Ein paar Sekunden lang starrte ich einfach nur auf seine ausgestreckte Hand und in meinem Kopf ging ich alle möglichen zukünftlichen Szenarien durch, die sich nach dieser Entscheidung abspielen könnten, doch ich kam immer wieder zum selben Entschluss.
Manche Menschen waren da um zu bleiben, manche da um irgendwann wieder zu gehen. Und ich wollte unbedingt herausfinden, zu welcher Sorte Jack gehörte.
Mit einem zaghaften Lächeln ergriff ich seine Hand und plötzlich spürte ich wieder etwas. Seine Haut auf meiner, es war kaum der Rede wert, vielleicht bildete ich es mir auch ein, doch trotz seiner kalten Hand spürte ich eine vertraute Wärme und wenn möglich sogar ein kleines Kribbeln. Es war ein bisschen wie früher, irgendwie war es aber auch ganz anders. Ich konnte nicht wirklich einordnen, was ich gerade fühlte, ich wusste nur, dass ich bereit war. Ich war bereit, die Vergangenheit hinter mir zu lassen.
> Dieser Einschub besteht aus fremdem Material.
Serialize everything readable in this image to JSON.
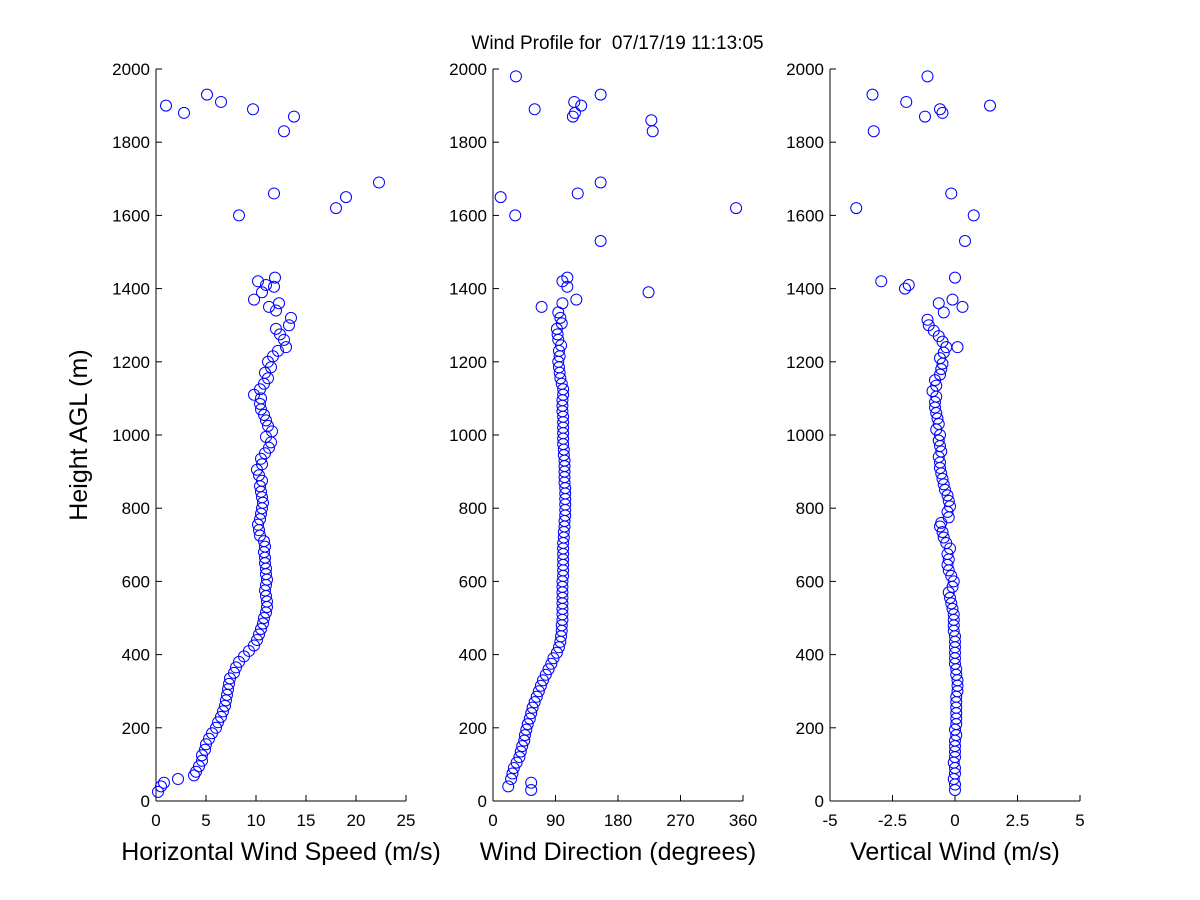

Abzuschließen. Ich wusste, dass ich keinen von ihnen missen wollte, als wären ich schon immer dazu bestimmt gewesen sie kennenzulernen und hätte ich auch nur einen von ihnen nie getroffen, wäre ich jetzt nicht hier. Ich hätte wohlmöglich niemals meinen Platz gefunden. Und als ich so in Jacks warme schokobraune Augen schaute, wusste ich, es war Zeit einander zu vergeben. Wer wusste schon, was die Zukunft uns bringen würde?
„Richtig. Ich freue mich schon darauf, dich kennenlernen zu dürfen, Jack."